For a more specialized and way, way more detailed discussion of the topic I can only recommend the Rick Vicik papers on the subject:
designing-applications-for-high-performance-part-1.aspx
designing-applications-for-high-performance-part-ii.aspx
designing-applications-for-high-performance-part-iii.aspx
The optimal number would just be the processor count. Optimally you would always have one thread running on a CPU (logical or physical) to minimise context switches and the overhead that has with it.
Whether that is the right number depends (very much as everyone has said) on what you are doing. The threadpool (if I understand it correctly) pretty much tries to use as few threads as possible but spins up another one each time a thread blocks.
The blocking is never optimal but if you are doing any form of blocking then the answer would change dramatically.

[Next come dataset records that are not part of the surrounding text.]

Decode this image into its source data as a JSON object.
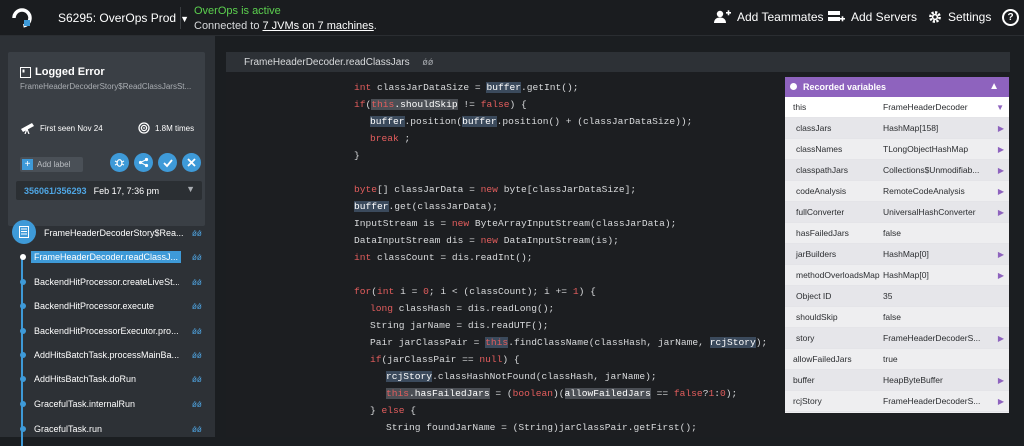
{
  "topbar": {
    "env_label": "S6295: OverOps Prod",
    "status_title": "OverOps is active",
    "status_text_prefix": "Connected to ",
    "status_link": "7 JVMs on 7 machines",
    "status_text_suffix": ".",
    "add_teammates": "Add Teammates",
    "add_servers": "Add Servers",
    "settings": "Settings",
    "help": "?"
  },
  "error": {
    "title": "Logged Error",
    "subtitle": "FrameHeaderDecoderStory$ReadClassJarsSt...",
    "first_seen": "First seen Nov 24",
    "times": "1.8M times",
    "add_label": "Add label",
    "snapshot_id": "356061/356293",
    "snapshot_date": "Feb 17, 7:36 pm"
  },
  "stack": [
    {
      "label": "FrameHeaderDecoderStory$Rea...",
      "type": "root"
    },
    {
      "label": "FrameHeaderDecoder.readClassJ...",
      "type": "selected"
    },
    {
      "label": "BackendHitProcessor.createLiveSt...",
      "type": "normal"
    },
    {
      "label": "BackendHitProcessor.execute",
      "type": "normal"
    },
    {
      "label": "BackendHitProcessorExecutor.pro...",
      "type": "normal"
    },
    {
      "label": "AddHitsBatchTask.processMainBa...",
      "type": "normal"
    },
    {
      "label": "AddHitsBatchTask.doRun",
      "type": "normal"
    },
    {
      "label": "GracefulTask.internalRun",
      "type": "normal"
    },
    {
      "label": "GracefulTask.run",
      "type": "normal"
    }
  ],
  "code_header": "FrameHeaderDecoder.readClassJars",
  "variables": {
    "title": "Recorded variables",
    "rows": [
      {
        "name": "this",
        "value": "FrameHeaderDecoder",
        "expand": "down"
      },
      {
        "name": "classJars",
        "value": "HashMap[158]",
        "expand": "right"
      },
      {
        "name": "classNames",
        "value": "TLongObjectHashMap",
        "expand": "right"
      },
      {
        "name": "classpathJars",
        "value": "Collections$Unmodifiab...",
        "expand": "right"
      },
      {
        "name": "codeAnalysis",
        "value": "RemoteCodeAnalysis",
        "expand": "right"
      },
      {
        "name": "fullConverter",
        "value": "UniversalHashConverter",
        "expand": "right"
      },
      {
        "name": "hasFailedJars",
        "value": "false",
        "expand": ""
      },
      {
        "name": "jarBuilders",
        "value": "HashMap[0]",
        "expand": "right"
      },
      {
        "name": "methodOverloadsMap",
        "value": "HashMap[0]",
        "expand": "right"
      },
      {
        "name": "Object ID",
        "value": "35",
        "expand": ""
      },
      {
        "name": "shouldSkip",
        "value": "false",
        "expand": ""
      },
      {
        "name": "story",
        "value": "FrameHeaderDecoderS...",
        "expand": "right"
      },
      {
        "name": "allowFailedJars",
        "value": "true",
        "expand": ""
      },
      {
        "name": "buffer",
        "value": "HeapByteBuffer",
        "expand": "right"
      },
      {
        "name": "rcjStory",
        "value": "FrameHeaderDecoderS...",
        "expand": "right"
      }
    ]
  },
  "colors": {
    "accent": "#3e9ad8",
    "active_green": "#5cd04f",
    "vars_header": "#8e63be",
    "keyword": "#e35d5d"
  }
}
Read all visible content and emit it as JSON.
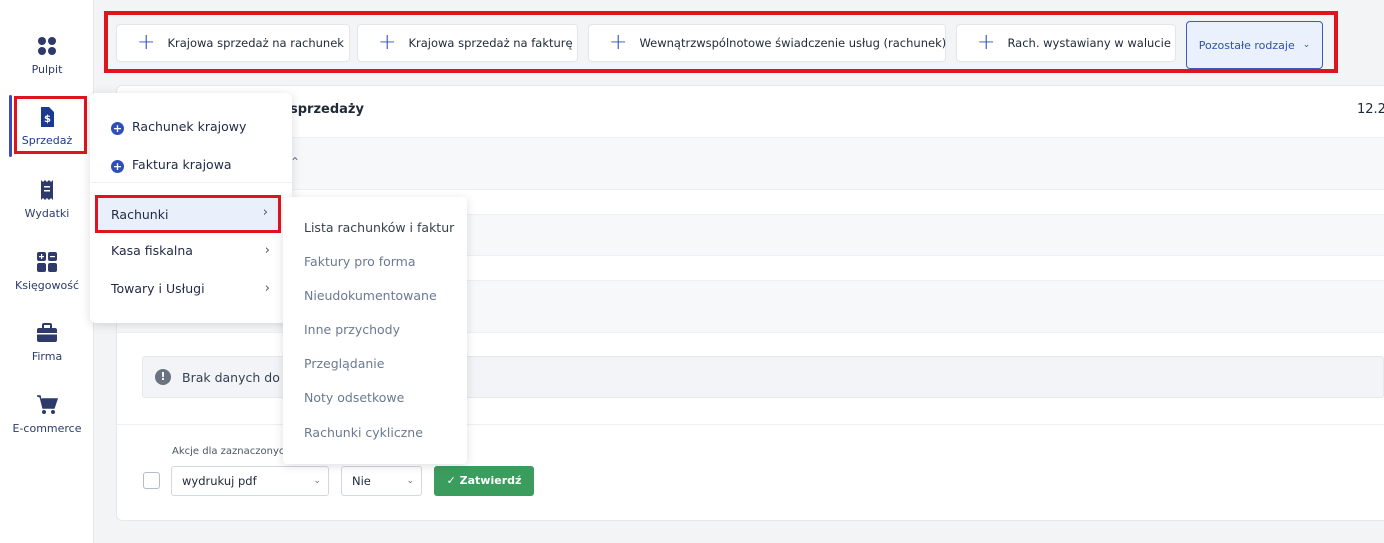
{
  "sidebar": {
    "items": [
      {
        "label": "Pulpit",
        "icon": "dashboard-icon"
      },
      {
        "label": "Sprzedaż",
        "icon": "invoice-dollar-icon"
      },
      {
        "label": "Wydatki",
        "icon": "receipt-icon"
      },
      {
        "label": "Księgowość",
        "icon": "calculator-icon"
      },
      {
        "label": "Firma",
        "icon": "briefcase-icon"
      },
      {
        "label": "E-commerce",
        "icon": "cart-icon"
      }
    ]
  },
  "toolbar": {
    "buttons": [
      {
        "label": "Krajowa sprzedaż na rachunek"
      },
      {
        "label": "Krajowa sprzedaż na fakturę"
      },
      {
        "label": "Wewnątrzwspólnotowe  świadczenie usług (rachunek)"
      },
      {
        "label": "Rach. wystawiany w walucie"
      }
    ],
    "more_label": "Pozostałe rodzaje"
  },
  "main": {
    "title_partial": "sprzedaży",
    "date_partial": "12.2",
    "info_text": "Brak danych do w",
    "actions_label": "Akcje dla zaznaczonyc",
    "action_select_value": "wydrukuj pdf",
    "option_select_value": "Nie",
    "confirm_label": "Zatwierdź"
  },
  "menu": {
    "add_items": [
      "Rachunek krajowy",
      "Faktura krajowa"
    ],
    "groups": [
      "Rachunki",
      "Kasa fiskalna",
      "Towary i Usługi"
    ]
  },
  "submenu": {
    "items": [
      "Lista rachunków i faktur",
      "Faktury pro forma",
      "Nieudokumentowane",
      "Inne przychody",
      "Przeglądanie",
      "Noty odsetkowe",
      "Rachunki cykliczne"
    ]
  },
  "colors": {
    "accent": "#2f4fb8",
    "highlight": "#e0141e",
    "confirm": "#3a9d5d"
  }
}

The simplest and easiest way to get good (not necessarily optimal) behaviour is to use the threadpool. In my opinion its really hard to do any better than the threadpool so thats simply the best place to start and only ever think about something else if you can demonstrate why that is not good enough.
A good rule of the thumb, given that you're completely CPU-bound, is processorCount+1.
That's +1 because you will always get some tasks started/stopped/interrupted and n tasks will almost never completely fill up n processors.
The only way is a combination of data and code analysis based on performance data.
Different CPU families and speeds vs. memory speed vs other activities on the system are all going to make the tuning different.
Potentially some self-tuning is possible, but this will mean having some form of live performance tuning and self adjustment.
Or even better than the ThreadPool, use .NET 4.0 Task instances from the TPL. The Task Parallel Library is built on a foundation in the .NET 4.0 framework that will actually determine the optimal number of threads to perform the tasks as efficiently as possible for you.
I read something on this recently (see the accepted answer to this question for example).
The simple answer is that you let the operating system decide. It can do a far better job of deciding what's optimal than you can.
There are a number of questions on a similar theme - search for "optimal number threads" (without the quotes) gives you a couple of pages of results.
I would say it also depends on what you are doing, if your making a server application then using all you can out of the CPU`s via either Environment.ProcessorCount or a thread pool is a good idea.
But if this is running on a desktop or a machine that not dedicated to this task, you might want to leave some CPU idle so the machine "functions" for the user.
It can be argued that the real way to pick the best number of threads is for the application to profile itself and adaptively change its threading behavior based on what gives the best performance.
I wrote a simple number crunching app that used multiple threads, and found that on my Quad-core system, it completed the most work in a fixed period using 6 threads.
I think the only real way to determine is through trialling or profiling.
In addition to processor count, you may want to take into account the process's processor affinity by counting bits in the affinity mask returned by the GetProcessAffinityMask function.
If there is no excessive i/o processing or system calls when the threads are running, then the number of thread (except the main thread) is in general equal to the number of processors/cores in your system, otherwise you can try to increase the number of threads by testing.